Current developments in world politics have clearly shown that the 21st century will be more or less a geopolitical contest between the two giants, China and the US.
Many still compare China-US competition to the Cold War of the 20th century between Americans and the Soviets. The scale of the China-US contest is far larger than the 20th century example by involving technological, commercial and military competition. The Soviets could not compete in trade and technologies, while the Chinese nowadays are almost as strong as the Americans.
Thus, these confrontations are of quite different scales. But there was one interesting aspect in the Soviet-American cold war which is rarely mentioned by scholars, analysts and politicians – the ideological dimension.

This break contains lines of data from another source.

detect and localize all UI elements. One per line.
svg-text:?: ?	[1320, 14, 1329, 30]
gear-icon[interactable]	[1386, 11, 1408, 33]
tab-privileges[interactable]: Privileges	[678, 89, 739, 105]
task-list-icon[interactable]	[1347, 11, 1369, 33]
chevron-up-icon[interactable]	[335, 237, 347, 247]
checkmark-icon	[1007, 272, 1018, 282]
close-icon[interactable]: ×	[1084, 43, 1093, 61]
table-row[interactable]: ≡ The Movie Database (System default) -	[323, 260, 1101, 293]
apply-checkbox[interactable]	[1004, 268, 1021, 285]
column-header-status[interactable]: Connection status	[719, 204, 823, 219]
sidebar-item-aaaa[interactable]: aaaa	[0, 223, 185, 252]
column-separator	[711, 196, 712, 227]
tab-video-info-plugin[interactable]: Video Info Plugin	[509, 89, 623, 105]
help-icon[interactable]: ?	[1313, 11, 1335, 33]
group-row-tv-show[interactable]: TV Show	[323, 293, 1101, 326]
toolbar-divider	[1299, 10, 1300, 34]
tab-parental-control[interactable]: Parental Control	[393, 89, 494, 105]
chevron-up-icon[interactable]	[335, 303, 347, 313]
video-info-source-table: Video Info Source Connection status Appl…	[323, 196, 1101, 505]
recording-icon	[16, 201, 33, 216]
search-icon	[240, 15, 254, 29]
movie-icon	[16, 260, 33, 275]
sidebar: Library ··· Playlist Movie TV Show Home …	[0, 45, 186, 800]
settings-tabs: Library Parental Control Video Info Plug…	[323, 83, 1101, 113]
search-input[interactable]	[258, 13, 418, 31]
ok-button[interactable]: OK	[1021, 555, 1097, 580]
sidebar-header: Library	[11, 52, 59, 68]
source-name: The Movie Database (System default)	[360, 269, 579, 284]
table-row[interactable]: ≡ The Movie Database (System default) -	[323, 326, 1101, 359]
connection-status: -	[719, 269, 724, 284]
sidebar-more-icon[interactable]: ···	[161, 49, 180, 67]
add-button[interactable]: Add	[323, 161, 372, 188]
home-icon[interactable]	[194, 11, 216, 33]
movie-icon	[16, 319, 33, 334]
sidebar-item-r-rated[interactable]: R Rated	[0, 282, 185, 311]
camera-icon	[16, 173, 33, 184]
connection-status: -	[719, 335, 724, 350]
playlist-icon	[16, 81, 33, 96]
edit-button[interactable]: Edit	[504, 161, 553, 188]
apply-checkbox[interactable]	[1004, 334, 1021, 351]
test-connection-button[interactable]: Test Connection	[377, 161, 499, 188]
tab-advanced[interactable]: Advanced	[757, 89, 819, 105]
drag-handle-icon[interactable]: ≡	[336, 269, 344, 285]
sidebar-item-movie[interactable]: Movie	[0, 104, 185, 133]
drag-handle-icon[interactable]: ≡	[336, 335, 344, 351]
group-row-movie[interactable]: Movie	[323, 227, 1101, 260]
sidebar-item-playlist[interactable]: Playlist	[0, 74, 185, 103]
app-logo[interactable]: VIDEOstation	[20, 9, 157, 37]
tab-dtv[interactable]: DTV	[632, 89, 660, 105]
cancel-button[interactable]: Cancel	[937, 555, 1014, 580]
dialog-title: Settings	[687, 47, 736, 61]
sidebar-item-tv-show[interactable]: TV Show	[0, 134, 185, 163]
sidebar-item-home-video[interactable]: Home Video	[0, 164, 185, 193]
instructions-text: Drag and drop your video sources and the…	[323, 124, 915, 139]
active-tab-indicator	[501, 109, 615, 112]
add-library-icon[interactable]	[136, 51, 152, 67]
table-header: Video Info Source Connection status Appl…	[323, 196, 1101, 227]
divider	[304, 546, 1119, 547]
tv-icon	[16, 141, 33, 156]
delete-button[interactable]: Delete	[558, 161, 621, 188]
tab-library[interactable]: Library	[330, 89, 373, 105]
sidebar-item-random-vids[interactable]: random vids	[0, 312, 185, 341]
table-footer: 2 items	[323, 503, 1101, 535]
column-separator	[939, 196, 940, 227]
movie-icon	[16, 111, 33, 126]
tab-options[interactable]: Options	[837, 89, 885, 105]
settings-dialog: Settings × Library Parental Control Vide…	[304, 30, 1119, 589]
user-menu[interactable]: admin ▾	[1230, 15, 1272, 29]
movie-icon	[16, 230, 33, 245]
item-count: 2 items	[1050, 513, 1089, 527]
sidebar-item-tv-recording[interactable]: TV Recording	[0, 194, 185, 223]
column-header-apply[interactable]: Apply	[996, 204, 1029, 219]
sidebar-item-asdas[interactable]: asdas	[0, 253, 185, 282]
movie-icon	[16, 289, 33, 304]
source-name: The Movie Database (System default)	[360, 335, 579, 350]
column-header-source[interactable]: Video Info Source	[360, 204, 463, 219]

The Americans, following the end of World War II, started increasingly looking at the Soviet challenge as an ideological battle. It was not merely about democracy being against communism, but more as a free world against oppression. Behind this thinking was a methodical strategic planning, military stratagems as well as effective alliance building abroad. But it was nevertheless important to cushion all of that into the concept of an ideological crusade. It helped the US master its allies across the world and explain that any meandering would lead to their destruction by the Soviet state’s non democratic institutions.
Ideology is important and it has always been so in history. Looking back at the post-WWII years, it is visible how gradually the American political leadership was moving from hopes of reaching possible understanding with Stalin to recognizing that a showdown was imminent. Once this realization happened, an ideological cushion was prepared and it became difficult to stop the US.
Back to the modern US-China competition, politicians and analysts in the West talk about possible consensuses between the two powers on trade and other issues. However, from time to time many even in the US itself fail to grasp how deep the differences between Washington and Beijing are, which limits exponentially the potential for a wide ranging agreement.
What is missed is the various hints coming from the US officials and the documents from American state agencies that Washington is starting to regard China’s rise and the challenge it poses the US-led world increasingly within the ideological boundaries.
There is a certain build-up in that sense, and it is likely that the competition with China will be framed as an ideological one in the coming years. As it was during the Cold War period, an ideological showdown will help the US better clarify its aims and ideas to its allies in the years that have seen a relative sluggishness in NATO and the west’s stance on global threats in general.
The ideological setup will also help framing the American public’s perception, master the country’s resources and perhaps reinvigorate the political class’ commitment to the transatlantic and Asia-Pacific allies.
At the same time, the ideological frame instituted by the US will likely be responded to by the Chinese side. As the Soviets did, Beijing will follow suit and frame its own worldview more openly and antagonistically (which it has so far explicitly avoided doing) towards the US.
The ideological framing of the competition will also be the last straw which would lead the two countries into the kind of war the Americans and Soviets had. However, while the US in the 20th century sat and waited till the Soviet Union collapsed, simply because the Soviet system was destined to fail economically from the very beginning, a similar expectation would not work for China.
Thus, it is important to watch closely the various statements and reports coming from both Americans and Chinese and how their respective official language evolves into religious, nearly canonical pronouncements of Good against Evil.